Introduction to NCCL

12.1. Introduction to NCCL#

With the wide adoption of GPUs in high-performance computing, especially in deep learning and large model training, the needs for latency and bandwidth computing have become increasingly stringent and achieving efficient data transfer between multiple GPUs has become increasingly important. In GPU programming, data often needs to be copied between the CPU and GPU.

The existing tool, MPI, was initially designed for CPU clusters and does not fully adapt to the application scenarios of large-scale GPU clusters. For example, in traditional MPI, data transfer occurs between processes. But on a single-machine multi-GPU server, a large amount of data transfer is usually required between multiple GPUs. As shown in Fig. 12.1, GPU communication across multiple nodes may requires the following steps: first, data is copied from the GPU to the CPU, and then MPI is used for data sending and receiving. To better serve the needs of large-scale GPU clusters and deep learning applications, NVIDIA designed the NVIDIA Collective Communications Library (NCCL), which aims to address various issues encountered by MPI on large-scale GPU clusters.

../_images/mpi-wo-gpu-direct.svg — Fig. 12.1 First, copy the data from the GPU to the CPU, and then perform communication#

MPI and NCCL are not designed to replace each other. Many communication primitives in NCCL, such as point-to-point communication and collective communication, are influenced by MPI design. We can say that NCCL is an extension based on MPI, and it is more suitable for GPU cluster environments. Fig. 12.2 shows the communication primitives implemented by NCCL.

../_images/gpu-communication.svg — Fig. 12.2 Common communication primitives with NCCL implementation#

Similarly, other accelerator manufacturers have also proposed their own communication libraries, such as:

AMD provides RCCL (ROCm Communication Collectives Library) for ROCm
Huawei provides HCCL (Huawei Collective Communication Library)

These collective communication libraries are tailored for specific hardware, aiming to address communication challenges in specific cluster environments.

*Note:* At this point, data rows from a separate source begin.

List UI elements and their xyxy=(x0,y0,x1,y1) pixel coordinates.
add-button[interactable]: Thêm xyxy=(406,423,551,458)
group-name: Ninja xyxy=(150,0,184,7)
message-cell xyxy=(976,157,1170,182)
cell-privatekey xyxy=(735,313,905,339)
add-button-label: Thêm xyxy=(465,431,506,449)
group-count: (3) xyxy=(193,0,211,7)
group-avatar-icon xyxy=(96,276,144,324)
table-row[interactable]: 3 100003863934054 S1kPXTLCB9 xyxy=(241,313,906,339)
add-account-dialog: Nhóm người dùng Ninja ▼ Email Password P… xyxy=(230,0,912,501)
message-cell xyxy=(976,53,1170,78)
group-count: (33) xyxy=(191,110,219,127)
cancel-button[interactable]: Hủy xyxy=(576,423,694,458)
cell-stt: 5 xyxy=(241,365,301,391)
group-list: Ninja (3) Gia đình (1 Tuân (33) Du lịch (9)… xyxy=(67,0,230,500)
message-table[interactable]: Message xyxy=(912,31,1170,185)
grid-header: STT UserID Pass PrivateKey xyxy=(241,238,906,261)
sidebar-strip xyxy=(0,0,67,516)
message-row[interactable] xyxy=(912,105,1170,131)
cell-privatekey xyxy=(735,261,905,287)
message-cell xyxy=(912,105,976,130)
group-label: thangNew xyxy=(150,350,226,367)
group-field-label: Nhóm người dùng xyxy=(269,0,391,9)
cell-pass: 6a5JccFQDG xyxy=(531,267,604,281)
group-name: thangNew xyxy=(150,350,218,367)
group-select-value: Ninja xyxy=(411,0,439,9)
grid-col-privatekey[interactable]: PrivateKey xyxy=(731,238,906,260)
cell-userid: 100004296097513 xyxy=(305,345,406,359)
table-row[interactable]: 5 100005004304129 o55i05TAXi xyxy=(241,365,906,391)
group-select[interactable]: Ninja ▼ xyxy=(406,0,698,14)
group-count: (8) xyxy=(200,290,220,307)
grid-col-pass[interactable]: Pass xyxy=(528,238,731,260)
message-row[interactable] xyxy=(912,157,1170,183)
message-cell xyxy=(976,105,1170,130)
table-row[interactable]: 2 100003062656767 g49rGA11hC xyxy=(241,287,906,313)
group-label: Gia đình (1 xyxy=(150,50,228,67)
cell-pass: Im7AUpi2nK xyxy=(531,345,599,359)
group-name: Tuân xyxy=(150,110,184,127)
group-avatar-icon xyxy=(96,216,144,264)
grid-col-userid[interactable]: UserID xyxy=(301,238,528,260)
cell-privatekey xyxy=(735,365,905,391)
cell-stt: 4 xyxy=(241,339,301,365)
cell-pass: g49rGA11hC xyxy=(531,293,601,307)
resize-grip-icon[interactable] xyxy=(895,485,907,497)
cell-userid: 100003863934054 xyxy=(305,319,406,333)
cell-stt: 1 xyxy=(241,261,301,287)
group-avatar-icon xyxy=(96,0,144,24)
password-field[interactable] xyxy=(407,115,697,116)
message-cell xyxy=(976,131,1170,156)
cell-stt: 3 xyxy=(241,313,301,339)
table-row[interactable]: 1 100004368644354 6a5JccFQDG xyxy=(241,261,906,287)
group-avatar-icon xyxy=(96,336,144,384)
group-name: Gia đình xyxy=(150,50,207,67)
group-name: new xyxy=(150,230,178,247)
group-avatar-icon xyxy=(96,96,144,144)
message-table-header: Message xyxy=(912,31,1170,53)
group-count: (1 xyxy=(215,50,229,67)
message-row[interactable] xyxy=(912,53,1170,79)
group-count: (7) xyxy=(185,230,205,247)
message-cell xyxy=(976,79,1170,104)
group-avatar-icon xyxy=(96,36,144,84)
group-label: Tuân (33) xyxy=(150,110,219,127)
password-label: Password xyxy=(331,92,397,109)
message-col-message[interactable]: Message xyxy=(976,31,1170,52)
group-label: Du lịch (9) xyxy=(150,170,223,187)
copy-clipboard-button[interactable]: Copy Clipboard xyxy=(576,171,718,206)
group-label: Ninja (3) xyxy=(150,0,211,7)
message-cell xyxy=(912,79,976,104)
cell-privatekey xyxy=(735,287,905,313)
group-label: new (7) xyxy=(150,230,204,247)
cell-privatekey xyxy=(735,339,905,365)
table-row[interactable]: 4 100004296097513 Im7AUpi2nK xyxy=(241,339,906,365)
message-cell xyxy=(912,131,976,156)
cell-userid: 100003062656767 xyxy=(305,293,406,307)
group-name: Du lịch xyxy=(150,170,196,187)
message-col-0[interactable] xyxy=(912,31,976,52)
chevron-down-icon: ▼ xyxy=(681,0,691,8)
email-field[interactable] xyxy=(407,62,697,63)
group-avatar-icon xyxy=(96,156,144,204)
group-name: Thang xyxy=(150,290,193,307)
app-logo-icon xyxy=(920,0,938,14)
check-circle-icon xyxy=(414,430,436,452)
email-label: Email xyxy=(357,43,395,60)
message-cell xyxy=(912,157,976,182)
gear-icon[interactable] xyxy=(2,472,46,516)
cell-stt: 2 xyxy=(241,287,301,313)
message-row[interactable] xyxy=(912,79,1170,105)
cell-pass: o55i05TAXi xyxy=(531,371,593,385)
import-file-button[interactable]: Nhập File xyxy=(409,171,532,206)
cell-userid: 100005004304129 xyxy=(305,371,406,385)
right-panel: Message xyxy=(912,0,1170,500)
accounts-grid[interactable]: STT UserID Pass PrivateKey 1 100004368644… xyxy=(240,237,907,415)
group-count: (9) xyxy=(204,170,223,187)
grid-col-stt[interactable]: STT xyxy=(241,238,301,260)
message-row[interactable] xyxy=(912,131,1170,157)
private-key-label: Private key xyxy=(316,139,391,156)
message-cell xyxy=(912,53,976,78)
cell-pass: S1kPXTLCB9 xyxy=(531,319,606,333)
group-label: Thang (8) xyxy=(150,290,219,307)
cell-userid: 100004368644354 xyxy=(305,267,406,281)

NCCL mainly provides C/C++ programming interfaces. For developers in the Python community who need to use NCCL, they can use PyTorch’s torch.distributed library. NCCL is also the recommended GPU parallel computing backend for PyTorch. This book will not delve into the usage details of torch.distributed, but will continue to use MPI to demonstrate various communication patterns involved in large model training and inference.